第一九七章一抹斜陽脈脈(中)(1/2)
羽然浩起身,如今算是整個劍獄中最強者之一的他在面對這扇門,這鎖的時候手居然會發抖。
他顫顫巍巍的打開了門,深吸了一口氣,閉上了眼睛,似乎有些不敢面對這棟小竹樓。
踏入其中,地上出現了一片灰塵,空氣中瀰漫著灰塵和乾燥。而那輪正要落下的斜陽,正好把這些灰塵照射成了一根光柱。
這客廳不大,和羽然浩自己製作的小竹樓一模一樣。
映入眼帘的是正大廳牆上掛著的一幅畫,裡面的向日葵開得熱烈,開得似火。
與羽然浩竹樓里的布置不一樣,羽然浩大廳里祭拜的是帝俊,也就是他所謂的主。
不過現在,他對這所謂的主沒有一點好感。
左右兩側各有一間耳室,耳室與大廳被一堵竹牆給圍了起來,若是打開這竹牆,便能發現一條小小的走道,還有想上的階梯。
從左邊的小道而去,便能夠去左邊的房屋;從右邊的而去,自然就是上右邊的房屋了。至於中間的房屋,則是隨便從哪兒都可以上,樓上有一條小小的走道,能夠把左右兩邊的耳室給連接起來。
羽然浩沒有管一樓左右兩邊的耳室,直接上了樓,朝著中間的門而去。
他記得,九酒並不喜歡在高處休息,可之前九酒在此地小住兩天的時候,總會坐在二樓的窗口前,沏上一壺熱茶,用手趁著下巴看著自己勞作。
每當羽然浩發現九酒在看他的時候,便會更加賣力的種地。他知道九酒喜歡向日葵,所以便種了很多的向日葵。九酒曾經問過他,為什麼喜歡種向日葵,那時候的羽然浩沒有膽子說出那句「因為你喜歡啊」,只是隨便找了一個理由便搪塞了過去,九酒便也不追問,只是深深的看了一眼害羞得偏過了頭故意的羽然浩。

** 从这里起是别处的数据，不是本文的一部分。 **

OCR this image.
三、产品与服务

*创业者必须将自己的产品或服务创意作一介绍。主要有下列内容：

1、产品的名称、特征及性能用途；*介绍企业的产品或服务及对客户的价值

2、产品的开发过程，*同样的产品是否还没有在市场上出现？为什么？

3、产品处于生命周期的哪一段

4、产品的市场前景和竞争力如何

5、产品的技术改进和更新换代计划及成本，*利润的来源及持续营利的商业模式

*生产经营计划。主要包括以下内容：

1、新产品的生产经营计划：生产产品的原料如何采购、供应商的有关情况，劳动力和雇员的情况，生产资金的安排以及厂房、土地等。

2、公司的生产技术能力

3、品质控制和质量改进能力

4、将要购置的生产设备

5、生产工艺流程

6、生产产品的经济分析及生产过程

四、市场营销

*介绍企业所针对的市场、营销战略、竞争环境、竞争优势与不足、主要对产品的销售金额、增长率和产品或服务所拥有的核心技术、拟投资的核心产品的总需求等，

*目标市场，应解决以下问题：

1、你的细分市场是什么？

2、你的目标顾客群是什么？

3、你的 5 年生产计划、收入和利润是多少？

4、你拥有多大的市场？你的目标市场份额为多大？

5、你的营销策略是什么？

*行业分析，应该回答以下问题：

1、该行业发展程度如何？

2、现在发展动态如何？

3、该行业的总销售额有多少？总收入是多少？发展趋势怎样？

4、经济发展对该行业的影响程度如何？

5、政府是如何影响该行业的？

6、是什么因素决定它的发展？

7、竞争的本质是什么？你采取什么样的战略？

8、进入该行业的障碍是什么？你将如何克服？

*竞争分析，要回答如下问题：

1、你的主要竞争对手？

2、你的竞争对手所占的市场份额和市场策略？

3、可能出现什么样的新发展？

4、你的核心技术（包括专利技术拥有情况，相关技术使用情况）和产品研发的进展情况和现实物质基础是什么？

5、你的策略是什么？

兩人經常一個人在種地,一個人倚著窗戶看他種地。我在窗口看風景,而你,便是我的景。
羽然浩其實心裡清楚,彼此心裡都還有彼此,他好幾次都想找到九酒說清楚此事,說清楚他羽然浩可以為了她放棄所有。
可那時候的他一想到九酒有了未婚夫,便變得怯懦了起來。堂堂羽人族的羽皇,此事居然還沒有一隻雞的膽子大。
最好的默契便是如此,相互一笑,便知道彼此心意。
羽然浩步履很輕,似乎怕吵醒沉睡在此地的主人一般,輕輕的坐在了窗戶邊,看她曾經看過的風景。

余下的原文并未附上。